If you pick up an ordinary stick and play with it, you’ll find that you can bend it only so far before it suddenly breaks. Most substances, including rocks, will also undergo some degree of plastic deformation, bending, before they display brittle deformation: rupture, or breaking. Deep in the Earth’s crust, especially near the edges of the continents, rocks are constantly being subjected to forces that cause them to bend or stretch. When a bend gets too sharp or a rock stretches too thin, CRACK! the rock breaks and an earthquake occurs.
When you break the stick you hear a sound, which is nothing more than energy that travels through the air to your ears as sound waves. When a rock breaks, its sudden rupture also creates energy: a lot of energy. Since the rock is buried, that energy travels throughout the planet in the form of seismic waves. Strong waves created by large breaks cause the ground above and near the point of breakage to shake and tremble in an earthquake. The “center” of the earthquake, the point immediately above the break on the surface, is called the epicenter.
Seismic waves are broadly separated into two groups, body waves and surface waves. Humans are most concerned with the surface waves, which radiate out from the epicenter much like the circular ripples that spread outward when an object is dropped into still water. Very near the epicenter, surface waves can cause the ground to ripple and shake, toppling buildings and shattering roads. That’s because the ground ripples like waves in water, creating circles of alternating high and low areas at the surface; circles that move away from the center of the disturbance. Just like ripples in water, seismic surface waves become smaller as the distance from the epicenter increases. That explains why a large earthquake in California might be felt in Nevada, but the same quake can only be sensed by delicate instruments in Iowa.
As dangerous and fascinating as earthquakes may be, the scientists who study earthquakes and the interior structure of the earth,are more interested in the other type of seismic waves; the body waves. Seismologists, as they are known, carefully study the body waves that spread throughout the earth when a quake occurs. The energy contained in body waves propagates, or spreads, in several forms, but the two most important types are called P waves and S waves.

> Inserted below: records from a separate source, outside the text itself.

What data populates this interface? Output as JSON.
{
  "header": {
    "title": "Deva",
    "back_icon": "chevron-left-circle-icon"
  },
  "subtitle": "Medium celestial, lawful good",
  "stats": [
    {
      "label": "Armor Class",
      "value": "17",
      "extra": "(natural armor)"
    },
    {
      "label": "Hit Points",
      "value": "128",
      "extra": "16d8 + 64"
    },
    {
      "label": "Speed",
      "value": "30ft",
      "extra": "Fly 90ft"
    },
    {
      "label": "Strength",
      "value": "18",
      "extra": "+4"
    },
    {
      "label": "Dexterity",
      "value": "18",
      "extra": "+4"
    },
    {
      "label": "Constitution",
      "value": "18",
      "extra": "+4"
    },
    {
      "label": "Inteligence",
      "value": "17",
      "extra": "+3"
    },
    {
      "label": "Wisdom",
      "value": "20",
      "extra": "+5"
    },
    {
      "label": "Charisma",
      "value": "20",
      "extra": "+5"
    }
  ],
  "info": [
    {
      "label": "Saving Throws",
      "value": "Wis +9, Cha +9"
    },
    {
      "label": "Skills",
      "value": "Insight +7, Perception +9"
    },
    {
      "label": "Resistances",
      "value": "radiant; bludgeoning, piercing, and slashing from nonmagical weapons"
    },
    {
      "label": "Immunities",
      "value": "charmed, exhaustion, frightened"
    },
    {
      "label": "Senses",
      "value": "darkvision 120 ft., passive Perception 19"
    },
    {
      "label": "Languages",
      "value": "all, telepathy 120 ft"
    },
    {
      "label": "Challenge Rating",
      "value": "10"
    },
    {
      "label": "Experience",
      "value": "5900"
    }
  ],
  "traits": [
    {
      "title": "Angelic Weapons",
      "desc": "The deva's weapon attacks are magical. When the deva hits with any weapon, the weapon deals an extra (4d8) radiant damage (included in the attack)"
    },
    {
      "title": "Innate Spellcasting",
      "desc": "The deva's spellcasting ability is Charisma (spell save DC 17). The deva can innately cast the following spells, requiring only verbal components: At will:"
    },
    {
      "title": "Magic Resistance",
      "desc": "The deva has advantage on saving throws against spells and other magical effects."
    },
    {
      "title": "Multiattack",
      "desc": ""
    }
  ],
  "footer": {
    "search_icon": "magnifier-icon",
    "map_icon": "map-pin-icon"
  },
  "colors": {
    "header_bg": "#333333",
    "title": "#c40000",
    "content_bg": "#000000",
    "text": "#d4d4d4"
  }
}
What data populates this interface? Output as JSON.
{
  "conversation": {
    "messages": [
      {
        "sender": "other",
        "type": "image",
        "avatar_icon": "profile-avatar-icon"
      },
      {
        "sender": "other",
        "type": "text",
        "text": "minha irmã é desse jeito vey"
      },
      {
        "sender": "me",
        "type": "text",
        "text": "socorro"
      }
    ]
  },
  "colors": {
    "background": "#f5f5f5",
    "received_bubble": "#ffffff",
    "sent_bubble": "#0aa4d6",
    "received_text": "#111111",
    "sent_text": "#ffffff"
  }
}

They get their names from P for “primary,” because this wave is so fast that it arrives at recording stations first; and S for “secondary,” because it arrives second.
The two body wave types are quite different, but both can be described with the help of a single child’s toy; the Slinky. Hold the ends of a Slinky at arms length apart, then have a friend pull the center down a few inches and release it. The wire coils will move up and down, at right angles to the length of the coil. This motion is characteristic of a “shear” wave, and it is the kind of motion particles follow when disturbed by an S wave. Now, take the Slinky, bunch a few coils together at one end and release them. If you watch carefully, you will see the coils bunch together all along the Slinky to the other hand (and perhaps back). This is the motion of a “compressional” wave, and it is the motion particles follow when a P wave passes. The sound waves that you heard when you broke your stick were compressional waves, too.
Compressional waves (P waves) travel through the Earth at 4 to 7 kilometers per second, while shear waves (S waves) move only about 2 to 5 kilometers per second. Surface waves are slower still, but they cause most of the property damage in an earthquake.
Seismologists use a worldwide network of devices called seismographs to record the passage of the P and S waves generated by an earthquake. By carefully comparing the difference in arrival of the body waves, a seismologist can determine how far away the quake occurred. From three or more such measurements, a team of seismologists can pinpoint the location with considerable accuracy.
The difference between S waves and P waves extends to more than velocity. First, because S waves cause the particles they encounter to move perpendicular to the wave’s direction of travel, S waves cannot travel through liquids. This fact helped early seismologists discover that there is a liquid layer within the Earth’s interior, because it cast a “shadow” where no S waves arrived, even though P waves came straight through. Careful measurements allowed the scientists to estimate the depth to the top of this liquid layer.
Another property of waves is that they are affected by refraction. When a body wave crosses the boundary between layers of different densities, the wave bends slightly. By combining thousands of measurements from around the world after each earthquake, seismologists have been able to generate an accurate model of the Earth’s layers, from the center to the surface. This layering includes a solid inner core, a liquid outer core, and layers of mantle and crust. All this information has come from the study of seismic waves!